We then evaluated the range of gene expression fold changes for the predicted regulatory targets and bottleneck reactions based on previously published microarray data (See Additional File 3: Supplemental Table S8) for G. sulfurreducens (Figure 2). These results indicate that the genes corresponding to the predicted regulatory candidates appear to have a broader range of fold changes (Figure 2D) relative to the thermodynamic bottleneck reactions, while the predicted bottleneck reactions have the narrowest range of gene expression (Figure 2B).

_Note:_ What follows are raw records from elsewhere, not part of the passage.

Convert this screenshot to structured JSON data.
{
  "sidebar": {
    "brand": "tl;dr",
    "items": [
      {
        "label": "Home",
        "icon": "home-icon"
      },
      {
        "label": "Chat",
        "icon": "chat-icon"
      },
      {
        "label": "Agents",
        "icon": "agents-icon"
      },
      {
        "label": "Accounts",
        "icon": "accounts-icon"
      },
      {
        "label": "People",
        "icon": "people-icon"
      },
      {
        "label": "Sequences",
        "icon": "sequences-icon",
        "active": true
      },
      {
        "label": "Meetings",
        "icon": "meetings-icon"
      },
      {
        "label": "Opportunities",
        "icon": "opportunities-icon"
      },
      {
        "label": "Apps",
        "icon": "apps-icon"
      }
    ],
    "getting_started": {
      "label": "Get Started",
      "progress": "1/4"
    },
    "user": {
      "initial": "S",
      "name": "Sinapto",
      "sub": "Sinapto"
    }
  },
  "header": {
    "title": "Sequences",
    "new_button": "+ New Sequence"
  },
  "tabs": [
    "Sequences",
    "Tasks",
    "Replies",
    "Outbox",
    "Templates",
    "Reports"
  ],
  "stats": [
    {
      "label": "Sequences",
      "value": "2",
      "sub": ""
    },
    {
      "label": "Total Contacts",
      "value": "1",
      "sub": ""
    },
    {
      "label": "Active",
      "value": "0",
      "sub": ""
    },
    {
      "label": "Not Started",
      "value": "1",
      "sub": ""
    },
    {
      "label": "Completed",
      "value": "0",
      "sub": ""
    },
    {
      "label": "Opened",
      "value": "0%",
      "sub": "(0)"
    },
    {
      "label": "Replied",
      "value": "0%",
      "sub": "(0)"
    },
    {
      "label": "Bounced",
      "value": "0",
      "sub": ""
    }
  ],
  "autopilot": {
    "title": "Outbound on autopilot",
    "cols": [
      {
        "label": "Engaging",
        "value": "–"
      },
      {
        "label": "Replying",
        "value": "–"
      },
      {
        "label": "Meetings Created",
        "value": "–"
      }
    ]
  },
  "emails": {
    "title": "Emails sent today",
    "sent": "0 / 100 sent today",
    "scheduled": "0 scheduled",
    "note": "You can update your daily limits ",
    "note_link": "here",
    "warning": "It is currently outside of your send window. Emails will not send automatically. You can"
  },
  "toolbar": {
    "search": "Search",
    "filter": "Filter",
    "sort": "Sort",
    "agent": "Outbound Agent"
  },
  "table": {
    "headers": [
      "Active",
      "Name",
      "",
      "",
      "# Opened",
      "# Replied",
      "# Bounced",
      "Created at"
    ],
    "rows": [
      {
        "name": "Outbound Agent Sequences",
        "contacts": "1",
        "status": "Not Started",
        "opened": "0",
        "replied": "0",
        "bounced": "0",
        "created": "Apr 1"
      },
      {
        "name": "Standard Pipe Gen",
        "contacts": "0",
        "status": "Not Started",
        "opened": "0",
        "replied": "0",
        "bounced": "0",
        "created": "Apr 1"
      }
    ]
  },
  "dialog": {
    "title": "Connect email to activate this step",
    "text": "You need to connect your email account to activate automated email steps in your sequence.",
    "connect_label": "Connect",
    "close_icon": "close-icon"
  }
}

Furthermore, a two sample t-test assuming un-equal variance suggested a p value of 0.029 that is statistically significant at the 95% confidence level.
Prediction of Thermodynamic bottleneck reactions in G. sulfurreducens and the correlation with corresponding exchange coefficients
Thermodynamic variability analysis in the absence of uncertainty about the standard free energy changes identified seven reactions that participate as bottlenecks in the metabolic network of G. sulfurreducens (Figure 2A). The analysis was done in the absence of uncertainty as we wanted to focus our analysis on the ranges the free energies could assume when they were influenced by the activities of metabolites alone. In order to validate these predictions, we decided to investigate previously published C13 flux analysis data of G. sulfurreducens.
Analysis of C13 labeled flux analysis data revealed exchange coefficients associated with two of the seven identified bottleneck reactions. The exchange coefficient for MDH and FUM were 0.29 and 0.37 respectively [14]. These results show that reactions that have significant forward and reverse fluxes are highly reversible. This results in scrambling of the C13 label at this step. Hence, this observation validates the prediction that these reactions operate close to equilibrium in vivo.